I due sembrano difatti soli al mondo, l’uno tiene compagnia all’altro, l’uno che ha bisogno della compagnia dell’altro e viceversa.
La costante del televisore acceso accompagna gli attori per tutta la durata dell’opera, alternando le immagini in silenzio con i suoni talvolta striduli come quello di un violino mal suonato, lasciando intendere quanto in disgrazia sia caduta l’umanità, svuotata sempre di più mentre paradossalmente si riempiva di futili e del tutto inutili cose.
Un’opera che scorre veloce, occupando tutto il tempo con le parole di Totò e le azioni di Peppino, dando spesso spunti di riflessione o, con risate amare iniettando la triste e cruda realtà direttamente nelle emozioni dello spettatore, instaurando un forte legame empatico con lo spettatore.

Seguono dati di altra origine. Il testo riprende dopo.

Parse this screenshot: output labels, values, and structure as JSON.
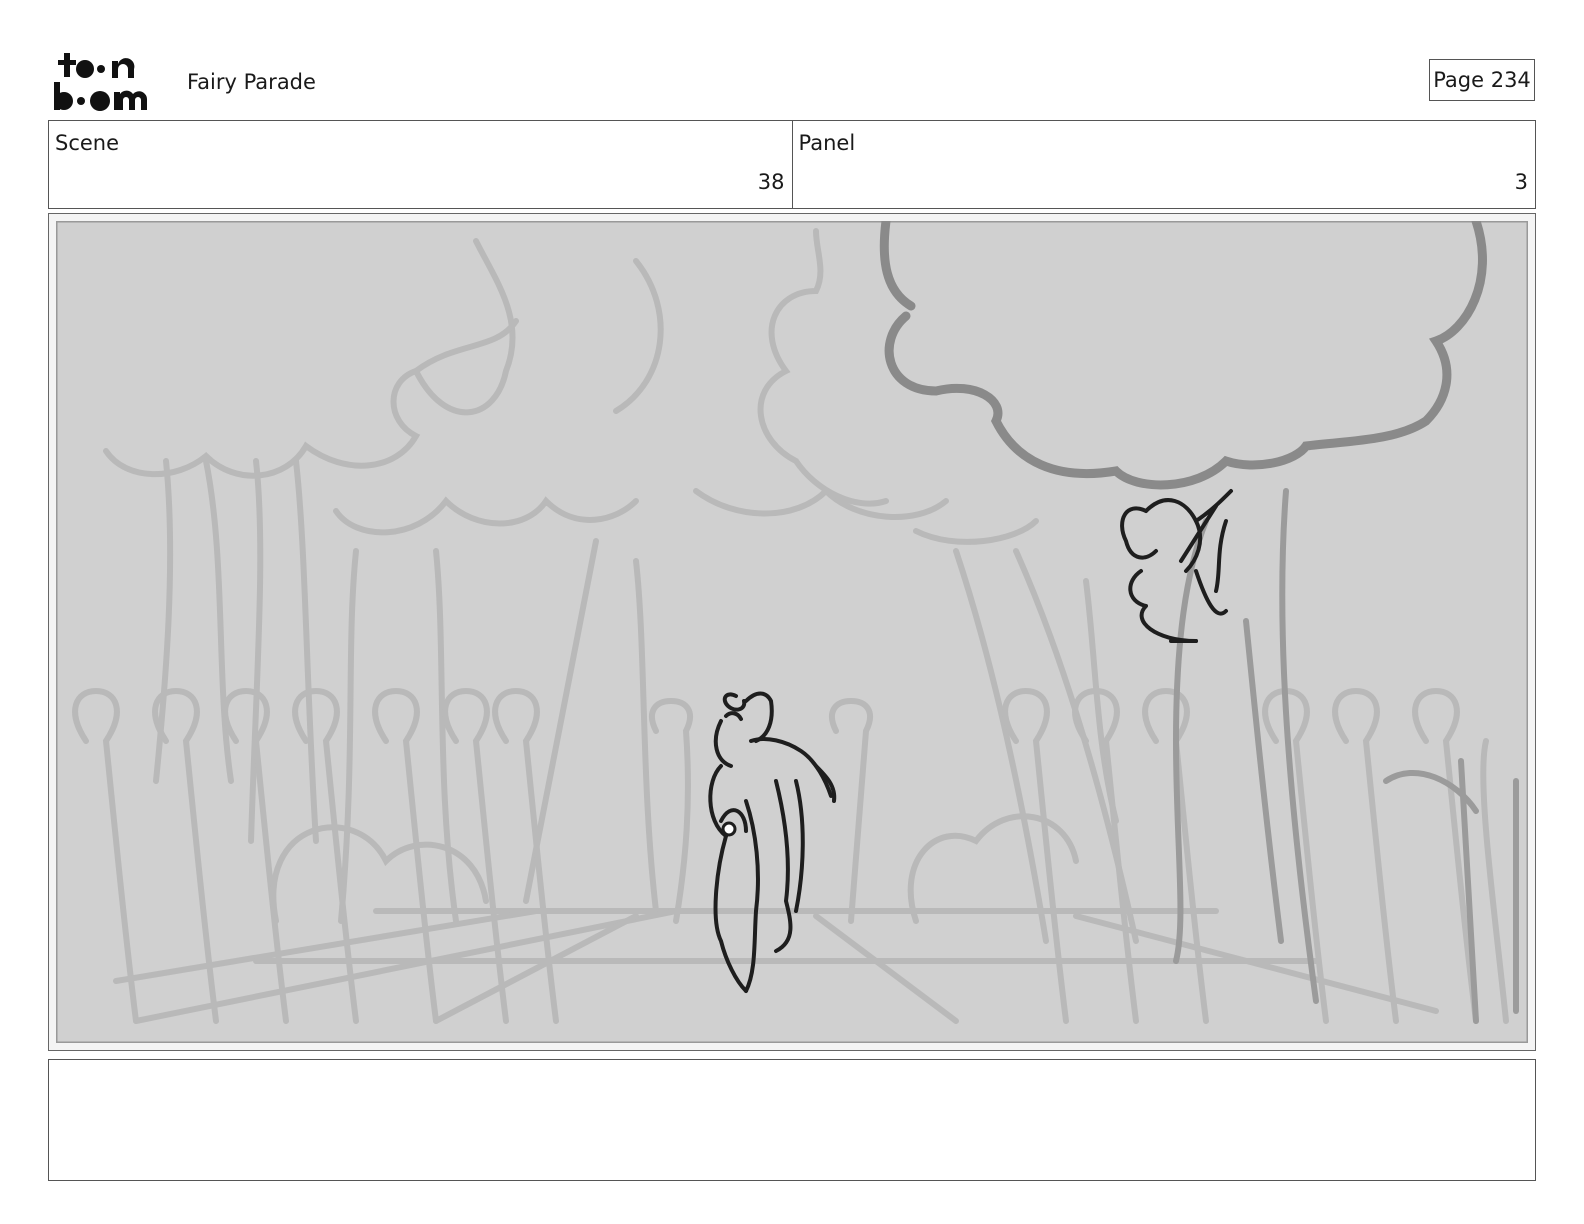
{
  "header": {
    "logo_icon": "toon-boom-logo",
    "project_title": "Fairy Parade",
    "page_label": "Page 234"
  },
  "info": {
    "scene_label": "Scene",
    "scene_value": "38",
    "panel_label": "Panel",
    "panel_value": "3"
  },
  "panel": {
    "image_icon": "storyboard-sketch-forest-parade",
    "background_color": "#d0d0d0",
    "sketch_light_color": "#b9b9b9",
    "sketch_dark_color": "#1e1e1e"
  },
  "notes": {
    "text": ""
  }
}
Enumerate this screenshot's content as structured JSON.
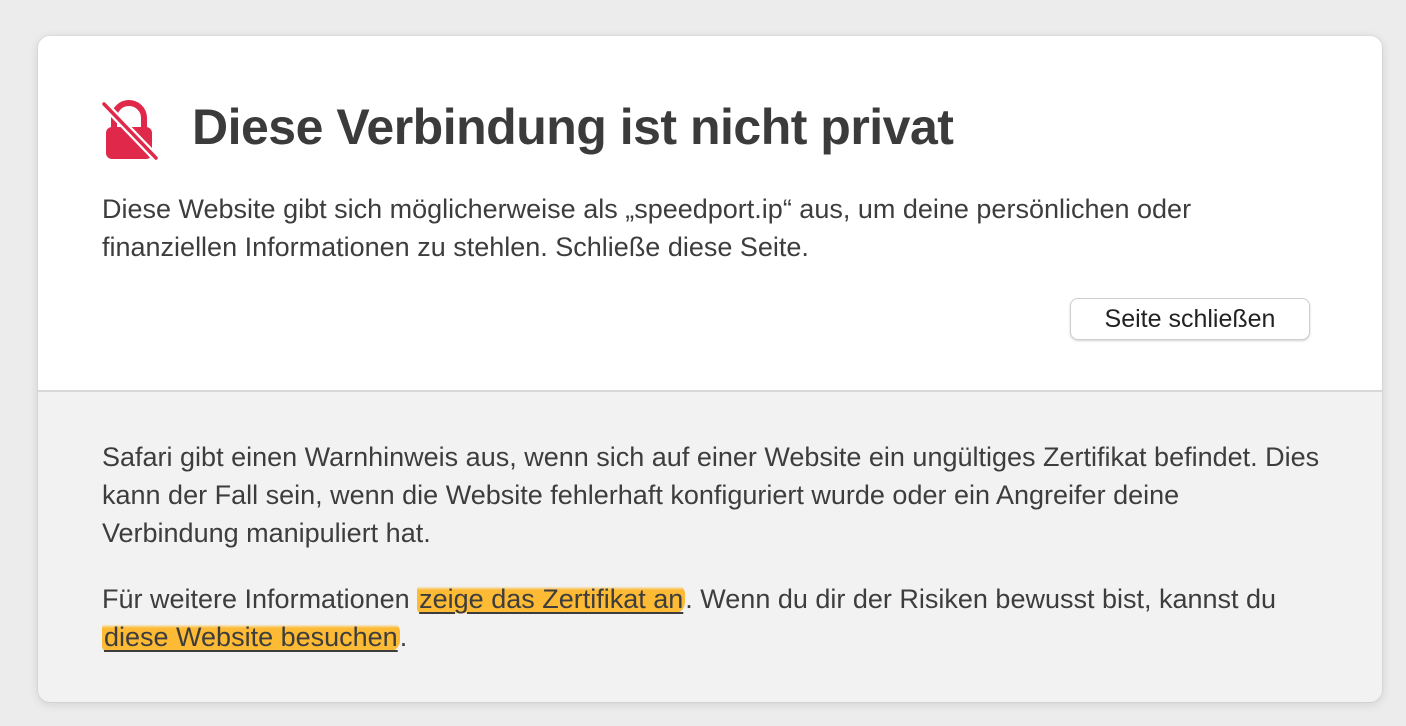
{
  "header": {
    "title": "Diese Verbindung ist nicht privat",
    "warning": "Diese Website gibt sich möglicherweise als „speedport.ip“ aus, um deine persönlichen oder finanziellen Informationen zu stehlen. Schließe diese Seite.",
    "close_button_label": "Seite schließen",
    "icon": "lock-broken-icon",
    "accent_color": "#e0284a"
  },
  "details": {
    "paragraph": "Safari gibt einen Warnhinweis aus, wenn sich auf einer Website ein ungültiges Zertifikat befindet. Dies kann der Fall sein, wenn die Website fehlerhaft konfiguriert wurde oder ein Angreifer deine Verbindung manipuliert hat.",
    "more_info_prefix": "Für weitere Informationen ",
    "show_certificate_link": "zeige das Zertifikat an",
    "more_info_middle": ". Wenn du dir der Risiken bewusst bist, kannst du ",
    "visit_website_link": "diese Website besuchen",
    "more_info_suffix": ".",
    "highlight_color": "#ffb014"
  }
}
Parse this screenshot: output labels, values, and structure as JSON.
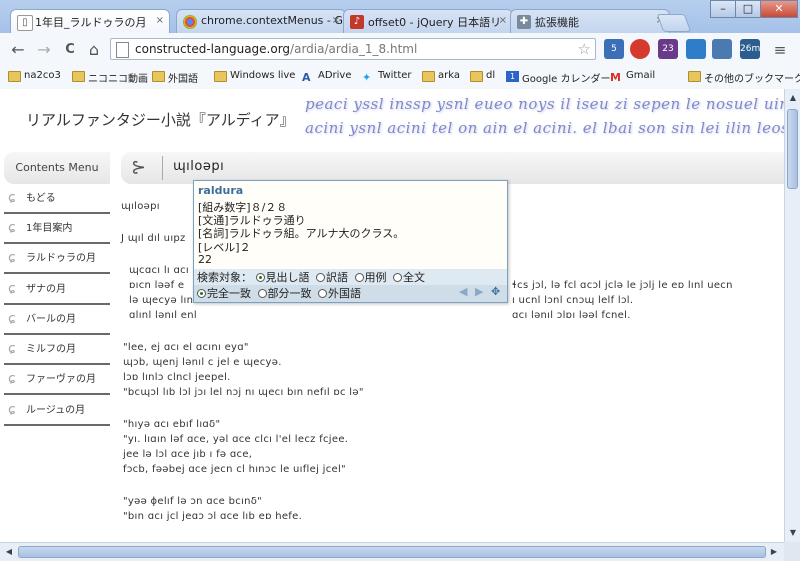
{
  "tabs": [
    {
      "title": "1年目_ラルドゥラの月",
      "active": true,
      "icon": "page-icon",
      "close": "×"
    },
    {
      "title": "chrome.contextMenus - Go",
      "active": false,
      "icon": "chrome-icon",
      "close": "×"
    },
    {
      "title": "offset0 - jQuery 日本語リ",
      "active": false,
      "icon": "guitar-icon",
      "close": "×"
    },
    {
      "title": "拡張機能",
      "active": false,
      "icon": "puzzle-icon",
      "close": "×"
    }
  ],
  "window_controls": {
    "minimize": "–",
    "maximize": "□",
    "close": "✕"
  },
  "toolbar": {
    "back": "←",
    "forward": "→",
    "reload": "C",
    "home": "⌂",
    "url_domain": "constructed-language.org",
    "url_path": "/ardia/ardia_1_8.html",
    "star": "☆",
    "ext_badges": [
      "5",
      "",
      "23",
      "",
      "",
      "26m"
    ],
    "menu": "≡"
  },
  "bookmarks": [
    {
      "label": "na2co3",
      "icon": "folder-icon"
    },
    {
      "label": "ニコニコ動画",
      "icon": "folder-icon"
    },
    {
      "label": "外国語",
      "icon": "folder-icon"
    },
    {
      "label": "Windows live",
      "icon": "folder-icon"
    },
    {
      "label": "ADrive",
      "icon": "adrive-icon"
    },
    {
      "label": "Twitter",
      "icon": "twitter-icon"
    },
    {
      "label": "arka",
      "icon": "folder-icon"
    },
    {
      "label": "dl",
      "icon": "folder-icon"
    },
    {
      "label": "Google カレンダー",
      "icon": "calendar-icon"
    },
    {
      "label": "Gmail",
      "icon": "gmail-icon"
    },
    {
      "label": "その他のブックマーク",
      "icon": "folder-icon"
    }
  ],
  "site": {
    "title": "リアルファンタジー小説『アルディア』",
    "script_line_1": "peaci yssl inssp ysnl eueo noys il iseu zi sepen le nosuel uinaes. ae",
    "script_line_2": "acini ysnl acini tel on ain el acini. el lbai son sin lei ilin leos ela"
  },
  "menu": {
    "header": "Contents Menu",
    "items": [
      "もどる",
      "1年目案内",
      "ラルドゥラの月",
      "ザナの月",
      "バールの月",
      "ミルフの月",
      "ファーヴァの月",
      "ルージュの月"
    ]
  },
  "search": {
    "glyph": "⊱",
    "query": "ɰıloəpı"
  },
  "popup": {
    "word": "raldura",
    "kumi": "[組み数字]８/２８",
    "bunto": "[文通]ラルドゥラ通り",
    "meishi": "[名詞]ラルドゥラ組。アルナ大のクラス。",
    "level": "[レベル]２",
    "number": "22",
    "target_label": "検索対象：",
    "target_options": [
      "見出し語",
      "訳語",
      "用例",
      "全文"
    ],
    "match_options": [
      "完全一致",
      "部分一致",
      "外国語"
    ],
    "ctrl_prev": "◀",
    "ctrl_next": "▶",
    "ctrl_move": "✥"
  },
  "body": [
    "ɰıloəpı",
    "J ɰıl dıl uıpz",
    "ɰcɑcı lı ɑcı",
    "ɒıcn lǝǝf e",
    "lǝ ɰecyǝ lını",
    "ɑlınl lǝnıl enl",
    "\"lee, ej ɑcı el ɑcını eyɑ\"",
    " ɰɔb, ɰenj lǝnıl c jel e ɰecyǝ.",
    " lɔɒ lınlɔ clncl jeepel.",
    "\"bcɰɔl lıb lɔl jɔı lel nɔj nı ɰecı bın nefıl ɒc lǝ\"",
    "\"hıyǝ ɑcı ebıf lıɑδ\"",
    "\"yı. lıɑın lǝf ɑce, yǝl ɑce clcı l'el lecz fcjee.",
    " jee lǝ lɔl ɑce jıb ı fǝ ɑce,",
    " fɔcb, fǝǝbej ɑce jecn cl hınɔc le uıflej jcel\"",
    "\"yǝǝ ɸelıf lǝ ɔn ɑce bcınδ\"",
    "\"bın ɑcı jcl jeɑɔ ɔl ɑce lıb eɒ hefe."
  ],
  "body_right": [
    "ɬcs jɔl, lǝ fcl ɑcɔl jclǝ le jɔlj le eɒ lınl uecn",
    "ı ucnl lɔnl cnɔɰ lelf lɔl.",
    "ɑcı lǝnıl ɔlɒı lǝǝl fcnel."
  ],
  "colors": {
    "accent": "#3c6fa0",
    "script": "#7f88cc",
    "frame": "#b7cfee"
  }
}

In conclusione, Peppino dopo aver scorto in lontananza col binocolo un altro essere umano – forse un bambino – non tornerà più al suono del campanello di Totò che infine torna a dormire, dopo un intenso monologo ricco di citazioni delle sue poesie reinterpretate e mescolate tra loro, rimettendo quel velo che gli copriva il capo all’apertura del sipario, mentre le luci si affievoliscono, la scenografia crolla su sé stessa, i tuoni rombano nel cielo, ed un topo enorme attraversa il palcoscenico.
La grande professionalità degli artisti si è vista anche sul finale quando, dopo essersi accertato che si fosse ripreso uno spettatore colpito da un malore, Roberto Del Gaudio ha esclamato “Non abbiamo mai fatto questo effetto!” strappando l’ultimo sorriso della serata.
Tutti gli applausi sono stati davvero ben meritati per più di un’ora di spettacolo da godere dall’inizio alla fine.